Hindu Kingdom of Berar

Little or nothing is known of the early history of the District, but we have a mention of the river Wardha so for back as the 2nd century B.C. The early mention goes to Berar – the King of Vidharbha. The country of Vidarbha (Berar) was later divided into two (between Berar and his cousin Madhavansena), each ruling on one side of the riverv (Wardha).

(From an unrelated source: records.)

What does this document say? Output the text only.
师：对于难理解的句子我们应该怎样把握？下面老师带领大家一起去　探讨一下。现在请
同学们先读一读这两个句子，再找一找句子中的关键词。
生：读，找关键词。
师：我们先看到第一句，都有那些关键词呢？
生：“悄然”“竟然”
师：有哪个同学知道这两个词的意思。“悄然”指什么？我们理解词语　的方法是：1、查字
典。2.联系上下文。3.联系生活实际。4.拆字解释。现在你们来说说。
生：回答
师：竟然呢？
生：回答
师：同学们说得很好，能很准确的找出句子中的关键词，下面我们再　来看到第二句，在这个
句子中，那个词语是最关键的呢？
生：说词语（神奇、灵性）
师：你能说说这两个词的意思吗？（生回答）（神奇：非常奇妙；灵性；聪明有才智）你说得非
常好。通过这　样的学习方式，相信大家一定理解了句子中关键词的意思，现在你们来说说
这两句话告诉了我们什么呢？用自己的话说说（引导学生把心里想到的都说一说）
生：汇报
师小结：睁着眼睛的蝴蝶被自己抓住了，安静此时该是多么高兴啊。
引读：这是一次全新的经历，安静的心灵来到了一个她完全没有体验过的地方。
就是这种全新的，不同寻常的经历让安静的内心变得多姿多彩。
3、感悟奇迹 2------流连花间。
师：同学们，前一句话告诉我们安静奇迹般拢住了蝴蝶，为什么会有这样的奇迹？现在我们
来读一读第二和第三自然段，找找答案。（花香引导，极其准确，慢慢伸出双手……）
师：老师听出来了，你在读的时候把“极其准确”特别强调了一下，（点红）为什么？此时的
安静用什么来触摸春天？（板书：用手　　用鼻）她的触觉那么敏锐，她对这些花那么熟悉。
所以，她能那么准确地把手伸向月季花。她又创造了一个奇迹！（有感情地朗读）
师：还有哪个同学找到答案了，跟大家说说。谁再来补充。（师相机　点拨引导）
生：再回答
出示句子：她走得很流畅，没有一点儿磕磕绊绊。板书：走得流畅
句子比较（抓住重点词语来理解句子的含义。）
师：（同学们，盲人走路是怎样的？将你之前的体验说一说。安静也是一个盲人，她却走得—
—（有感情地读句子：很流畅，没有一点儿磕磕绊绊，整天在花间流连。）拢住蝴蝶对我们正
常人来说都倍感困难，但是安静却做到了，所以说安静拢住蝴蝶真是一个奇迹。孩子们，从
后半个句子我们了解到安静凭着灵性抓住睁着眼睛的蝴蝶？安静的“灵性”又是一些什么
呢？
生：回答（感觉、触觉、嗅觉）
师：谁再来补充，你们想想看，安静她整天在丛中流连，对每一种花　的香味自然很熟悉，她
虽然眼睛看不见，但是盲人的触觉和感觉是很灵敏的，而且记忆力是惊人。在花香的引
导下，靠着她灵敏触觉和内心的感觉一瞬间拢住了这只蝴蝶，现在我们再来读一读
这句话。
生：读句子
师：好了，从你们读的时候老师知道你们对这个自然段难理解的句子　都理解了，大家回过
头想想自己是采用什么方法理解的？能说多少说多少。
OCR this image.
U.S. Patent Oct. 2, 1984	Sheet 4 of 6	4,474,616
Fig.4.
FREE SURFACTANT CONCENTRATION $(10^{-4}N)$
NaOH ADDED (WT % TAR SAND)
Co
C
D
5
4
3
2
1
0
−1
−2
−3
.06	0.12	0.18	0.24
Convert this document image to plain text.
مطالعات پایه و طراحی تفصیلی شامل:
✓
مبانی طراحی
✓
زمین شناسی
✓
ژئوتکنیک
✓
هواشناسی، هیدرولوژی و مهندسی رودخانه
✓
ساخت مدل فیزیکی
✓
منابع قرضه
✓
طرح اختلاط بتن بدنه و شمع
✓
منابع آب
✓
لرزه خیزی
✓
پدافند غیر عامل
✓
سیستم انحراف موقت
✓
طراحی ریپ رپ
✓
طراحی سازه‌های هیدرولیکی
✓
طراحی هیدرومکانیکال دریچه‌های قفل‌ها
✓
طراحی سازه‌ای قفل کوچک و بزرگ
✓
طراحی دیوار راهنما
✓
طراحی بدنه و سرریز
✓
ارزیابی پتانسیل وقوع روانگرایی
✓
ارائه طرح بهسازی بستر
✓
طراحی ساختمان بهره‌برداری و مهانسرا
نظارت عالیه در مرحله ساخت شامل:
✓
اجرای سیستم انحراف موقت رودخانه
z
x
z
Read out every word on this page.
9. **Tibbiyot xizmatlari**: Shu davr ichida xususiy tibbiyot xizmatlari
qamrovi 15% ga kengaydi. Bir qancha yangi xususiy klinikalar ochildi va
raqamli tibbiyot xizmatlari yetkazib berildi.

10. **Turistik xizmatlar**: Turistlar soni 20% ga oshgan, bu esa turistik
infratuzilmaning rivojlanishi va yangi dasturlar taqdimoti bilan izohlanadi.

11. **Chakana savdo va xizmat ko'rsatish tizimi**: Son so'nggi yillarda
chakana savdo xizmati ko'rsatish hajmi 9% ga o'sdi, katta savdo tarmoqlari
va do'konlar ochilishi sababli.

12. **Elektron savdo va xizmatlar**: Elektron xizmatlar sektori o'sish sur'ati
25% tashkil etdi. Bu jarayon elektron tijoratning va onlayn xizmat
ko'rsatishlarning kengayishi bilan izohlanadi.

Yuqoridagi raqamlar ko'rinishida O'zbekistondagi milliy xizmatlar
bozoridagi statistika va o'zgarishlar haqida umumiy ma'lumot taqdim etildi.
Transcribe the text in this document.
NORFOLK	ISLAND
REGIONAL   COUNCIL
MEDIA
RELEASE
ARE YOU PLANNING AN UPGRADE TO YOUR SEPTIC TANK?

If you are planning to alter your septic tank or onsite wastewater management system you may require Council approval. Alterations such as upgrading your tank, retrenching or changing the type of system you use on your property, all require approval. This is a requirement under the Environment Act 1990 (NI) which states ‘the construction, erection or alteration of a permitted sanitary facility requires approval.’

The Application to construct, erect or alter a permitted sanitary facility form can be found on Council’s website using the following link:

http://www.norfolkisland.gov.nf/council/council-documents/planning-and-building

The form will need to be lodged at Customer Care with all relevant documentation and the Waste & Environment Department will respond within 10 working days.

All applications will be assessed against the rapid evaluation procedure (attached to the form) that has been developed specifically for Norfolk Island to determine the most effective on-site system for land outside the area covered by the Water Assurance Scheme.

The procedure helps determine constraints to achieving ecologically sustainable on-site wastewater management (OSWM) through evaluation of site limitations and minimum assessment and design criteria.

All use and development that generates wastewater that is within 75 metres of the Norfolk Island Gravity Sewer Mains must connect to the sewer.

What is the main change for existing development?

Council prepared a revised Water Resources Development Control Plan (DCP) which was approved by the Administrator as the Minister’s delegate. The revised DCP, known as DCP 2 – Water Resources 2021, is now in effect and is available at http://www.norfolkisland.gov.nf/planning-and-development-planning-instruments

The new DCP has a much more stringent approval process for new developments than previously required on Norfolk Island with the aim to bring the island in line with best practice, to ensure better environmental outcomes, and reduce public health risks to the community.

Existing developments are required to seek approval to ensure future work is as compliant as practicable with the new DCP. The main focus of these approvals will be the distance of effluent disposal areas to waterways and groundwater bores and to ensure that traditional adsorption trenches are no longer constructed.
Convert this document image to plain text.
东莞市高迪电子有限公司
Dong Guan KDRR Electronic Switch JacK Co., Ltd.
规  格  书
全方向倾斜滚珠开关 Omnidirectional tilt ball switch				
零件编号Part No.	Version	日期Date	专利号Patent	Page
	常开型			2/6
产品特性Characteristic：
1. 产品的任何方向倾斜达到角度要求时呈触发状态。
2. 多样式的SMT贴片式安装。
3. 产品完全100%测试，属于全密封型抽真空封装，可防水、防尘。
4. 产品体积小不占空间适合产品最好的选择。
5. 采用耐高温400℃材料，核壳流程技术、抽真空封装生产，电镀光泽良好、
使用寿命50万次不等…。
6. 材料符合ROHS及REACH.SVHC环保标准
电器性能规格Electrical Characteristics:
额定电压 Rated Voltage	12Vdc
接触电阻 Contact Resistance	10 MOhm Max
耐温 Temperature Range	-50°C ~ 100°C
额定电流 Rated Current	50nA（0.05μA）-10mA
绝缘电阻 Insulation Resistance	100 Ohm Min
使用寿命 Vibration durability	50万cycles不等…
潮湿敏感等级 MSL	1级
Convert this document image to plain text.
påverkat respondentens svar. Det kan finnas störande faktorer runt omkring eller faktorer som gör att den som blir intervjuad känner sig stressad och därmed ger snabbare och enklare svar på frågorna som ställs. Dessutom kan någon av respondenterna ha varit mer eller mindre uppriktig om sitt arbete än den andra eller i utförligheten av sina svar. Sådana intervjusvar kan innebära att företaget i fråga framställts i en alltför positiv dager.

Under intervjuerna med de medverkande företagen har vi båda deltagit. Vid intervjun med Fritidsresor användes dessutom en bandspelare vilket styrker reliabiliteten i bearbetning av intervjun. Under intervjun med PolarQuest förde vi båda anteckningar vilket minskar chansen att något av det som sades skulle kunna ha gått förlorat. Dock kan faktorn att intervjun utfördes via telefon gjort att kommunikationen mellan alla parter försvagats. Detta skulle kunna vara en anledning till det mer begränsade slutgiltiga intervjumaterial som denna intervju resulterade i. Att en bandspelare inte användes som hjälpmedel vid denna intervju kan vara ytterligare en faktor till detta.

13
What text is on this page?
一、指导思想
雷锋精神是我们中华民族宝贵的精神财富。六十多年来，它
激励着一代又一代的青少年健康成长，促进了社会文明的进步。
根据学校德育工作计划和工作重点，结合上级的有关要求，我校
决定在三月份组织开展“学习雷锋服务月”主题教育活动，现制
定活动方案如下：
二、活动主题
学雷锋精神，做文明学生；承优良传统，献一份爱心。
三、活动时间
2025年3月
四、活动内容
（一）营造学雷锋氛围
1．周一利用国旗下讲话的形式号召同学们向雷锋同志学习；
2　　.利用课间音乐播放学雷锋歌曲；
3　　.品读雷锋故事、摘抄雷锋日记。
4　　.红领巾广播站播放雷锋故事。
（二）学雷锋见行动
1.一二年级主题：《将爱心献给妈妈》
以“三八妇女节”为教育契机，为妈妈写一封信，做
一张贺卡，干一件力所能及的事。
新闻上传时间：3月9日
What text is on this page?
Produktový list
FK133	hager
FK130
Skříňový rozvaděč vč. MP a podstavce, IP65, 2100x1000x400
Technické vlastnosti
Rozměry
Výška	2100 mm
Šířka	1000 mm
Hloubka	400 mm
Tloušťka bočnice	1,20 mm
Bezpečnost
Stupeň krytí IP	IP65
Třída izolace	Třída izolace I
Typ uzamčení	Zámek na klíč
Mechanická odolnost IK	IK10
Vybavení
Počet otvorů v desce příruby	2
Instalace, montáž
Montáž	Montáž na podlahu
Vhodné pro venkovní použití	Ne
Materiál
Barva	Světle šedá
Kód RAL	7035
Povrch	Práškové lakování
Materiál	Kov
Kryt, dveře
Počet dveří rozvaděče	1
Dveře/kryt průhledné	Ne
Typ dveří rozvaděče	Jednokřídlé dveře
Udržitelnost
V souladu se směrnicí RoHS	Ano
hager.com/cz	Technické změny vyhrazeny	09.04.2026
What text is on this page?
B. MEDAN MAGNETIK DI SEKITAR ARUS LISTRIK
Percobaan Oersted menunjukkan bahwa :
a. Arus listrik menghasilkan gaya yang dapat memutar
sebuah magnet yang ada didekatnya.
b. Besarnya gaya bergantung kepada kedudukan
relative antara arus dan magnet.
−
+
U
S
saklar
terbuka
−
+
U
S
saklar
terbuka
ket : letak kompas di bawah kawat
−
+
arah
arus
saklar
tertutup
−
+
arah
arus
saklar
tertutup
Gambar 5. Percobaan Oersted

Chalukya and Radhtrakuta Kings

Wardha with the rest of Berar probably formed part of the Chalukya Rajput dynasty whose capital was situated in the modern Bijapur District and subsequently at Nasik and whose rule lasted from about 550 to 750 A.D.Copper-plate grants belonging to this dynasty have been found at Multai in Betul and at Deoli in Wardha. The Deoli plate is dated A. D. 940 in the reign of the king Krishna III; it records the grant of a village named Talapurumshaka in the Nagapura-Nandivardhan District to a Kanarese Brahman.

The Bahmani Kingdom

Wardha was subsequently included in the territories of the Bahmani kings of Gul barga near Solapur and Bidar, who established an independent principality in 1351, and were so called because the founder of their line, elected after the revolt from Muhammad Tughlak, was either a Brahman or a Brahman’s servant. Mr. Sir A. Lyall says : ‘We may venture to describe roughly the Bahmani province of Berar as stretching from the Satpura range southward to Godavari river, from Khandesh and Daulatabad eastward to the Wardha river.

The Imad Shahi Dynasty

There is and early mention of an invasion of Berar by the king of Gujarat in 1437 in which the Raja of Gondwana (across the Wardha) aided and abetted. This Raja must probably have belonged to the Chanda line. On the collapse of the Bahmani dynasty in 1518, Berar was ruled for a period by the Imad Shahi princes from their capital at Ellichpur, the founder of the dynasty being a Kanarese Hindu whom the governor of Berar had promoted to high office.

The Mughal Empire

The Ellichpur kingdom was crushed out of being by the king of Ahmadnagar in 1572 after a separate existence of ninety years, and in about 1594 Berar was ceded from Ahmadnagar to the Emperor Akbar.

The Maratha Invasion

The tract west of the Wardha included in Berar was finally ceded to Nagpur in 1822, the forts of Gawilgarh and Narnala and some other territory in being retroceded by the Bhonslas to the Nizam at the same time.